The government appears reluctant to provide details of the survey that provided the basis for introducing fares on the Gong Shuttle.
When it dropped the bombshell via email on November 1, a Transport for NSW spokesperson said it was prompted by complaints of overcrowding.
However Transport for NSW has since declined to provide details of these complaints, or even say how many have been received.
A week later a Transport for NSW official told senior University of Wollongong staff the decision had been underpinned by a survey.
Since then, the Mercury has tried to obtain details of this survey but the government department seems reluctant to give much away.
“Transport for NSW regular monitors all of its contracted services and in response to feedback from customers, a review was started in November 2016,” a Transport for NSW spokesman said.
“As part of this review, an independent survey was carried out which included patronage counts and customer interviews.”

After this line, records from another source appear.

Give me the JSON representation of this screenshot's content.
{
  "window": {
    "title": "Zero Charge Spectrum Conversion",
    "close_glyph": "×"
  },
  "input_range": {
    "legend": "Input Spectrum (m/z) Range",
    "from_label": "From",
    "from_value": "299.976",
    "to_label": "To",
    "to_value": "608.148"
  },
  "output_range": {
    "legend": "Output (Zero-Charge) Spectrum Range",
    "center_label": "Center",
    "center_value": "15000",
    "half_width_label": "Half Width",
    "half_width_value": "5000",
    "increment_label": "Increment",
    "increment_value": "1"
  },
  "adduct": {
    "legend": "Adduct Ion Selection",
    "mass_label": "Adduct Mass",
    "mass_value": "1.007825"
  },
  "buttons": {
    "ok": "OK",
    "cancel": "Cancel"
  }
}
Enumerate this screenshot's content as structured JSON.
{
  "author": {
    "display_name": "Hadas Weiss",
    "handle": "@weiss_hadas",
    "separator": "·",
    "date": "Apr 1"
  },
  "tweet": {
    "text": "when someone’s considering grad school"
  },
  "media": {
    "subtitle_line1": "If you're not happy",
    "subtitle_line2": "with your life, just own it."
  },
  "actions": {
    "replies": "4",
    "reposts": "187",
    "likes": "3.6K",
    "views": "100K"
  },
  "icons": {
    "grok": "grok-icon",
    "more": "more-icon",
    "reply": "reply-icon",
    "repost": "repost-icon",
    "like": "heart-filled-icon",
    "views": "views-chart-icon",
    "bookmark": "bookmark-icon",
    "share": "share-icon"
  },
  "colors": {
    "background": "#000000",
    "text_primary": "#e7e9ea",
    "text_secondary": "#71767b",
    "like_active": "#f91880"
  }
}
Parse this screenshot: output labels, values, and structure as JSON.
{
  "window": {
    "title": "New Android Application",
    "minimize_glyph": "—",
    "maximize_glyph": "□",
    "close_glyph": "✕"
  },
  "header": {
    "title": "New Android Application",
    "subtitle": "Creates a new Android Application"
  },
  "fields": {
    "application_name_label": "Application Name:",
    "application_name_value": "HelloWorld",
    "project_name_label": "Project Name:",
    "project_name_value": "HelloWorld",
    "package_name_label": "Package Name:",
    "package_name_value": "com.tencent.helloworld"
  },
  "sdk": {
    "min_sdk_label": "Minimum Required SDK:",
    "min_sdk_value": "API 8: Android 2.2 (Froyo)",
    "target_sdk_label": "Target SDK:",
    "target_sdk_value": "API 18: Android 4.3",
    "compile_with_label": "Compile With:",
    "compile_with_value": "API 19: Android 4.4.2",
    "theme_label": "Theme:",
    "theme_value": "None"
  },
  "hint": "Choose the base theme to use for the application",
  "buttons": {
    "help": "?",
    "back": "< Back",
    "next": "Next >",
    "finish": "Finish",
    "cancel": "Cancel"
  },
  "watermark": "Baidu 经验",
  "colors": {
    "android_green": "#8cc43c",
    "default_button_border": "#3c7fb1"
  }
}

The spokesman declined to answer questions about the time period over which the survey was carried out or on which days it was carried out.
Meanwhile, Wollongong MP Paul Scully has lodged a long series of questions without notice in parliament on the Gong Shuttle.
The questions Mr Scully is asking include several about the cost to change signage if fares are introduced, whether requests for Wollongong City Council and the University of Wollongong came from Transport Minister Andrew Constance and the total drop in patronage when the university and TAFE are on holidays.